Perché, a ben pensarci, questo è il motivo conduttore della vita di Rocco Schiavone; motivo conduttore che mi pare sia molto ben percepibile in questa storia, che non finisce con la soluzione perfetta del caso, ma che ci confronta con problemi drammaticamente attuali come la ludopatia vissuta da persone che, in qualche modo care a Schiavone, vengono sostenute da lui con tutta quella rudezza, che gli conosciamo bene.
Una rudezza che è la scorza forse necessaria per continuare a vivere una vita che gli ha riservato difficoltà di partenza e tragedie, che nessuno può augurare a sé o ad altri (aggiungo: “neppure ai peggiori nemici”).

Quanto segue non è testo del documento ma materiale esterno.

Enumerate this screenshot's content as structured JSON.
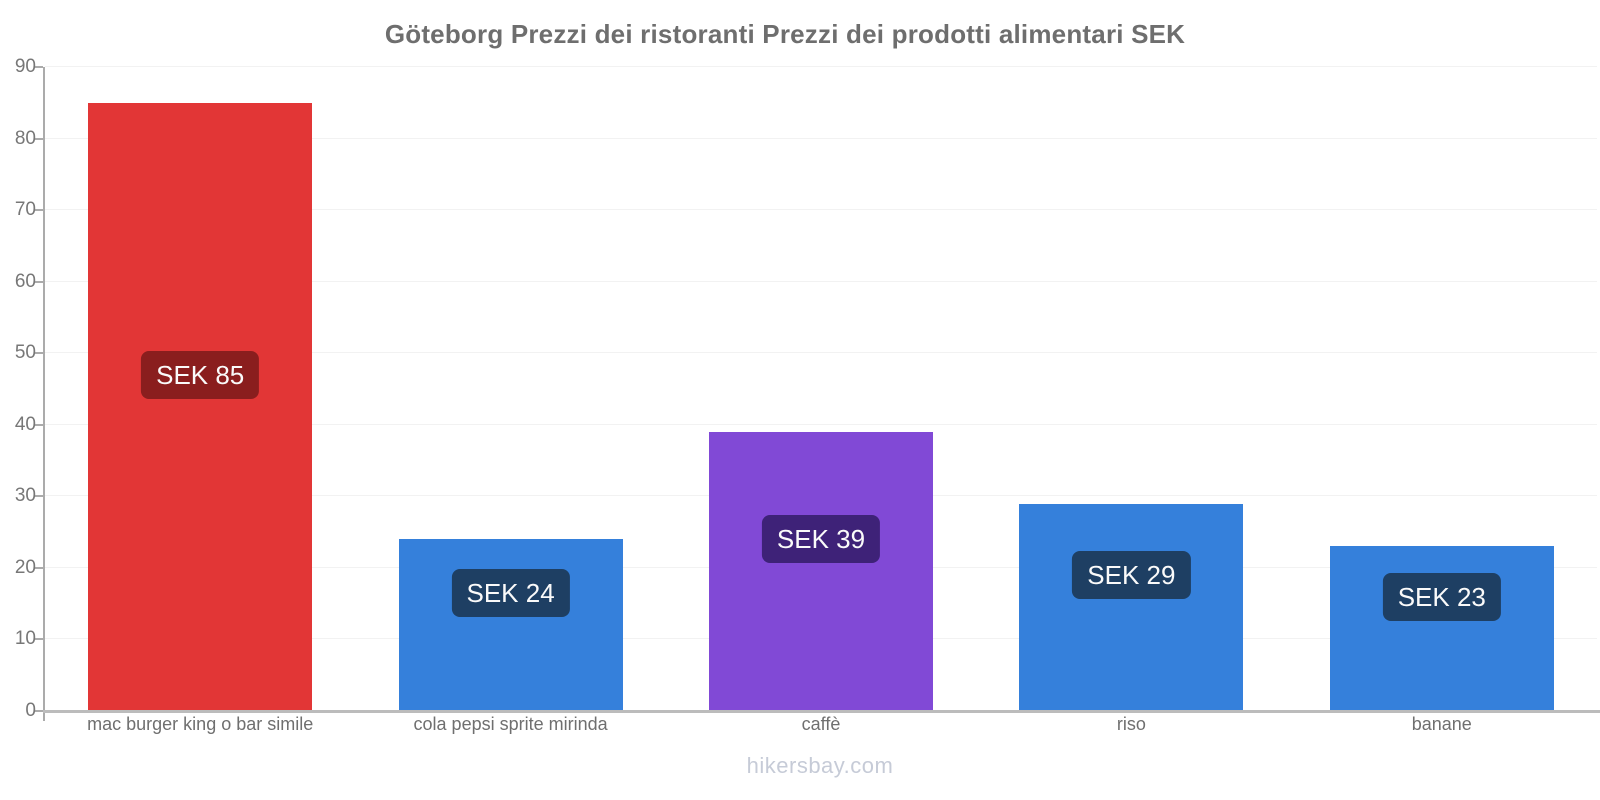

E proprio qui, in questo suo vivere ancora con decisione, con forza e coraggio, c’è, la vera e profonda esemplarità di questo personaggio che, con tutte le prove, a cui la vita lo ha sottoposto e continua a sottoporlo, rimane un essere umano che non crea falsi nemici e che sa prendersi la responsabilità senza dare la colpa agli altri. Che, anzi, soccorre chi si trova in difficoltà, spendendosi per loro, si tratti di un cucciolo di cane o di un adolescente un po’ sbandato, o, appunto, di persone possedute dal demone del gioco.Una sensibilità, dunque, che possiamo, anzi dobbiamo augurare a noi stessi.
Di tutto ciò voglio ringraziarLa, signor Manzini, augurando lunga vita al vicequestore Rocco Schiavone, e, a Lei, una vita ricca di soddisfazioni e interiormente vicina al personaggio che così felicemente ha creato.